Author:
Wu Wenze,Lin Fang,Chen Zifan,Wu Kejia,Ma Changhuan,Zhuang Jing,Sun Donglin,Zhu Qiang,Shi Longqing
Abstract
Background. Chronic hepatitis B virus (HBV) infection is the main pathogen of hepatocellular carcinoma. However, the mechanisms of HBV-related hepatocellular carcinoma (HCC) progression are practically unknown. Materials and Methods. The results of RNA-sequence and clinical data for GSE121248 and GSE17548 were accessed from the Gene Expression Omnibus data library. We screened Sangerbox 3.0 for differentially expressed genes (DEGs). The weighted gene co-expression network analysis (WGCNA) was employed to select core modules and hub genes, and protein-protein interaction network module analysis also played a significant part in it. Validation was performed using RNA-sequence data of cancer and normal tissues of HBV-related HCC patients in the cancer genome atlas-liver hepatocellular cancer database (TCGA-LIHC). Results. 787 DEGs were identified from GSE121248 and 772 DEGs were identified from GSE17548. WGCNA analysis indicated that black modules (99 genes) and grey modules (105 genes) were significantly associated with HBV-related HCC. Gene ontology analysis found that there is a direct correlation between DEGs and the regulation of cell movement and adhesion; the internal components and external packaging structure of plasma membrane; signaling receptor binding, calcium ion binding, etc.

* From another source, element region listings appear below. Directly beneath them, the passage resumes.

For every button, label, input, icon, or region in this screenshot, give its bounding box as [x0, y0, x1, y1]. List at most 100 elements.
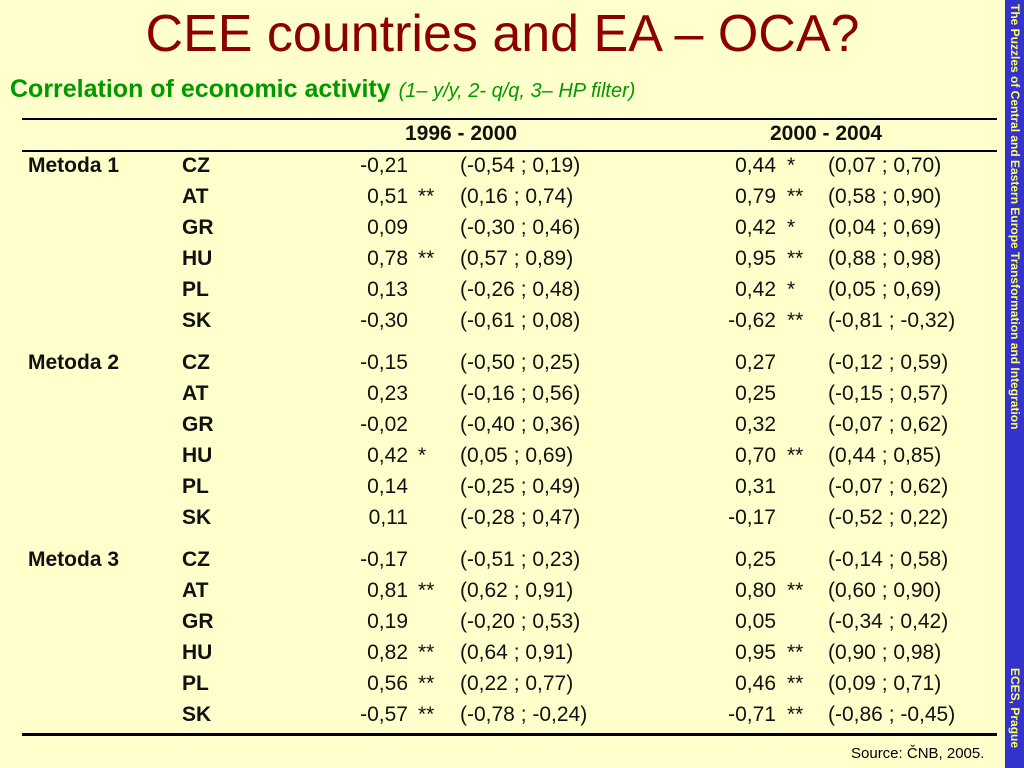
country-code: SK: [182, 703, 212, 726]
interval-1996-2000: (-0,26 ; 0,48): [460, 278, 581, 301]
significance-1996-2000: **: [418, 185, 435, 208]
table-row: AT 0,81 ** (0,62 ; 0,91) 0,80 ** (0,60 ; 0,90): [0, 577, 1000, 608]
correlation-1996-2000: 0,23: [367, 382, 408, 405]
interval-1996-2000: (0,16 ; 0,74): [460, 185, 574, 208]
interval-1996-2000: (-0,54 ; 0,19): [460, 154, 581, 177]
correlation-1996-2000: 0,13: [367, 278, 408, 301]
slide-subtitle: Correlation of economic activity (1– y/y,…: [10, 70, 635, 112]
country-code: PL: [182, 475, 209, 498]
method-label: Metoda 1: [28, 154, 120, 177]
significance-1996-2000: **: [418, 247, 435, 270]
period-header-2: 2000 - 2004: [770, 122, 883, 145]
significance-1996-2000: **: [418, 703, 435, 726]
table-row: HU 0,82 ** (0,64 ; 0,91) 0,95 ** (0,90 ; 0,98): [0, 639, 1000, 670]
correlation-1996-2000: 0,11: [368, 506, 408, 529]
table-row: GR 0,19 (-0,20 ; 0,53) 0,05 (-0,34 ; 0,42): [0, 608, 1000, 639]
country-code: CZ: [182, 548, 210, 571]
significance-2000-2004: **: [787, 309, 804, 332]
correlation-2000-2004: 0,80: [735, 579, 776, 602]
interval-2000-2004: (-0,15 ; 0,57): [828, 382, 949, 405]
side-banner-top-text: The Puzzles of Central and Eastern Europ…: [1008, 4, 1022, 430]
interval-2000-2004: (0,09 ; 0,71): [828, 672, 942, 695]
table-row: AT 0,51 ** (0,16 ; 0,74) 0,79 ** (0,58 ; 0,90): [0, 183, 1000, 214]
significance-2000-2004: **: [787, 641, 804, 664]
interval-1996-2000: (0,64 ; 0,91): [460, 641, 574, 664]
interval-2000-2004: (-0,81 ; -0,32): [828, 309, 956, 332]
table-header-rule: [22, 150, 997, 152]
country-code: CZ: [182, 351, 210, 374]
table-row: PL 0,56 ** (0,22 ; 0,77) 0,46 ** (0,09 ; 0,71): [0, 670, 1000, 701]
table-row: AT 0,23 (-0,16 ; 0,56) 0,25 (-0,15 ; 0,57): [0, 380, 1000, 411]
period-header-1: 1996 - 2000: [405, 122, 518, 145]
subtitle-note: (1– y/y, 2- q/q, 3– HP filter): [398, 80, 636, 102]
correlation-2000-2004: 0,44: [735, 154, 776, 177]
interval-2000-2004: (-0,12 ; 0,59): [828, 351, 949, 374]
country-code: AT: [182, 185, 209, 208]
significance-2000-2004: **: [787, 672, 804, 695]
country-code: GR: [182, 413, 214, 436]
table-bottom-rule: [22, 733, 997, 736]
interval-2000-2004: (0,88 ; 0,98): [828, 247, 942, 270]
correlation-2000-2004: -0,71: [728, 703, 776, 726]
country-code: AT: [182, 382, 209, 405]
correlation-1996-2000: -0,57: [360, 703, 408, 726]
interval-2000-2004: (-0,14 ; 0,58): [828, 548, 949, 571]
country-code: GR: [182, 216, 214, 239]
table-row: SK -0,57 ** (-0,78 ; -0,24) -0,71 ** (-0,86 ; …: [0, 701, 1000, 732]
interval-1996-2000: (-0,78 ; -0,24): [460, 703, 588, 726]
country-code: HU: [182, 247, 213, 270]
correlation-2000-2004: 0,31: [735, 475, 776, 498]
correlation-1996-2000: 0,56: [367, 672, 408, 695]
correlation-1996-2000: -0,17: [360, 548, 408, 571]
table-row: GR -0,02 (-0,40 ; 0,36) 0,32 (-0,07 ; 0,62): [0, 411, 1000, 442]
interval-2000-2004: (-0,34 ; 0,42): [828, 610, 949, 633]
interval-1996-2000: (0,22 ; 0,77): [460, 672, 574, 695]
correlation-1996-2000: 0,82: [367, 641, 408, 664]
source-note: Source: ČNB, 2005.: [851, 745, 985, 762]
table-row: SK 0,11 (-0,28 ; 0,47) -0,17 (-0,52 ; 0,22): [0, 504, 1000, 535]
interval-1996-2000: (-0,40 ; 0,36): [460, 413, 581, 436]
correlation-2000-2004: -0,17: [728, 506, 776, 529]
interval-1996-2000: (-0,16 ; 0,56): [460, 382, 581, 405]
side-banner-bottom-text: ECES, Prague: [1008, 668, 1022, 749]
interval-2000-2004: (0,60 ; 0,90): [828, 579, 942, 602]
correlation-1996-2000: 0,81: [367, 579, 408, 602]
interval-2000-2004: (0,44 ; 0,85): [828, 444, 942, 467]
country-code: AT: [182, 579, 209, 602]
correlation-2000-2004: 0,46: [735, 672, 776, 695]
table-top-rule: [22, 118, 997, 120]
correlation-1996-2000: 0,14: [367, 475, 408, 498]
method-label: Metoda 2: [28, 351, 120, 374]
correlation-1996-2000: 0,09: [367, 216, 408, 239]
significance-2000-2004: **: [787, 703, 804, 726]
country-code: CZ: [182, 154, 210, 177]
side-banner: [1005, 0, 1024, 768]
significance-2000-2004: **: [787, 247, 804, 270]
country-code: SK: [182, 506, 212, 529]
interval-2000-2004: (0,90 ; 0,98): [828, 641, 942, 664]
interval-1996-2000: (-0,28 ; 0,47): [460, 506, 581, 529]
country-code: HU: [182, 444, 213, 467]
correlation-1996-2000: 0,78: [367, 247, 408, 270]
correlation-2000-2004: 0,42: [735, 278, 776, 301]
interval-2000-2004: (-0,07 ; 0,62): [828, 475, 949, 498]
significance-2000-2004: *: [787, 278, 796, 301]
significance-1996-2000: **: [418, 641, 435, 664]
correlation-2000-2004: 0,25: [735, 382, 776, 405]
correlation-2000-2004: 0,05: [735, 610, 776, 633]
country-code: PL: [182, 672, 209, 695]
correlation-1996-2000: -0,15: [360, 351, 408, 374]
method-label: Metoda 3: [28, 548, 120, 571]
table-row: GR 0,09 (-0,30 ; 0,46) 0,42 * (0,04 ; 0,69): [0, 214, 1000, 245]
interval-1996-2000: (-0,51 ; 0,23): [460, 548, 581, 571]
interval-2000-2004: (-0,07 ; 0,62): [828, 413, 949, 436]
country-code: PL: [182, 278, 209, 301]
interval-1996-2000: (-0,61 ; 0,08): [460, 309, 581, 332]
correlation-1996-2000: -0,02: [360, 413, 408, 436]
correlation-1996-2000: 0,19: [367, 610, 408, 633]
table-row: Metoda 3 CZ -0,17 (-0,51 ; 0,23) 0,25 (-0,14 …: [0, 546, 1000, 577]
correlation-2000-2004: 0,25: [735, 548, 776, 571]
correlation-2000-2004: 0,27: [735, 351, 776, 374]
table-header: 1996 - 2000 2000 - 2004: [0, 120, 1000, 150]
slide-title: CEE countries and EA – OCA?: [145, 5, 860, 63]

Kyoto Encyclopedia of Genes and Genomes pathway analysis found out the association between cytokine receptors, cytokine-cytokine receptor interactions, and viral protein interactions with cytokines were important and HBV-related HCC. Finally, we further validated 6 key genes including C7, EGR1, EGR3, FOS, FOSB, and prostaglandin-endoperoxide synthase 2 by using the TCGALIHC. Conclusions. We identified 6 hub genes as candidate biomarkers for HBV-related HCC. These hub genes may act as an essential part of HBV-related HCC progression.